For those who aren't familiar, GitHub is for programmers to host their code (which is just text!) in a version-controlled way, and it also allows them to collaborate with others. WeWrite has per-page version history and various ways of collaborating, like moderation and forming communities to skip moderation.
Why not just use GitHub?
Because git sucks. It's confusing and complex. A pull is actually a push. Up is down. Yes is no.
Also it's not pretty. In Apple Books or Kindle the words are treated with dignity, but on GitHub your words are surrounded by tons of buttons and options and stuff that makes you feel like you're in the cockpit of a spaceship.
Meanwhile, you can just think freely inside of Apple Notes. That's pretty. Pretty enough for celebrities to use Apple Notes screenshots for their whacky post-cancelation apologies.

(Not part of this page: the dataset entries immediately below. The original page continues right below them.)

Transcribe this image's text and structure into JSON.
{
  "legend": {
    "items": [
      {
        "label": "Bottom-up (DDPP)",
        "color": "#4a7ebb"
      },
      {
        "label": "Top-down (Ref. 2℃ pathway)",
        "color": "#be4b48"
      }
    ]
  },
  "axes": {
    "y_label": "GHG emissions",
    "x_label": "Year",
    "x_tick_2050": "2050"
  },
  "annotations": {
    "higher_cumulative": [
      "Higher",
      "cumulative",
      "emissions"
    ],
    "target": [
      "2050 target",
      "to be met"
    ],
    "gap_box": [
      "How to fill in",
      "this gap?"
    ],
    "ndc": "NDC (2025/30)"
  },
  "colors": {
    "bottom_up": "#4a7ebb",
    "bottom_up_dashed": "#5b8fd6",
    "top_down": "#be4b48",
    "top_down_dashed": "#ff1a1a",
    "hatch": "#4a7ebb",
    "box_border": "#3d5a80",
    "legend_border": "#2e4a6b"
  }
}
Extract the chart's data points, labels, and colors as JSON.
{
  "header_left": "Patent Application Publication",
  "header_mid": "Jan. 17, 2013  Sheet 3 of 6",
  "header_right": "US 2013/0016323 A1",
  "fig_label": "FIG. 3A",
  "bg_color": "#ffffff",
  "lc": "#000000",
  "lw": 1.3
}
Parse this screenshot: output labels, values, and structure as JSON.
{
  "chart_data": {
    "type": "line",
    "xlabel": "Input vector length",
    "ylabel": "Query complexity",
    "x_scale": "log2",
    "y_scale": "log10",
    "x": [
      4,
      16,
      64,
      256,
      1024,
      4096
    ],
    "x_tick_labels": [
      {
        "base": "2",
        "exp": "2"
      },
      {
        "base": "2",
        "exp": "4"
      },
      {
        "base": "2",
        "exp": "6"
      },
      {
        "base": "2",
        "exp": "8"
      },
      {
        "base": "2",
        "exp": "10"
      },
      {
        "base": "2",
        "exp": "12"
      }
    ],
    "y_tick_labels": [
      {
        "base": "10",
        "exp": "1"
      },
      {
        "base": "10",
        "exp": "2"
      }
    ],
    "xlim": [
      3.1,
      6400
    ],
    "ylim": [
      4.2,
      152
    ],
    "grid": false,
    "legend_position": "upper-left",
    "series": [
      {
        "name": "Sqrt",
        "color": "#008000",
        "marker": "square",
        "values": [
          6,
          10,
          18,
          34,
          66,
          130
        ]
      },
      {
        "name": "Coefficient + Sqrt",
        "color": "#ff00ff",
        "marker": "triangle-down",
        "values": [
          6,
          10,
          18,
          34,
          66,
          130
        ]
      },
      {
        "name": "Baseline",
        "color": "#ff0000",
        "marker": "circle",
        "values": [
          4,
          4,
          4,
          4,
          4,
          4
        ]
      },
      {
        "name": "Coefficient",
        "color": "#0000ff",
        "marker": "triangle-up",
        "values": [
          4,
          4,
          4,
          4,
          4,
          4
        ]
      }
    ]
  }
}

GitHub allows users to "sponsor" a repository (a collection of files, a project) but on WeWrite, each "file" (each page) is a recurring donation target. This allows each of your pieces to compete on the marketplace of ideas.
From a technical perspective, it's possible that we'll use git (which is open source) as the backend of our page versioning system, but again it'll be cloaked in an easy to use interface. God forbid we subject our poor users to the hell of using git.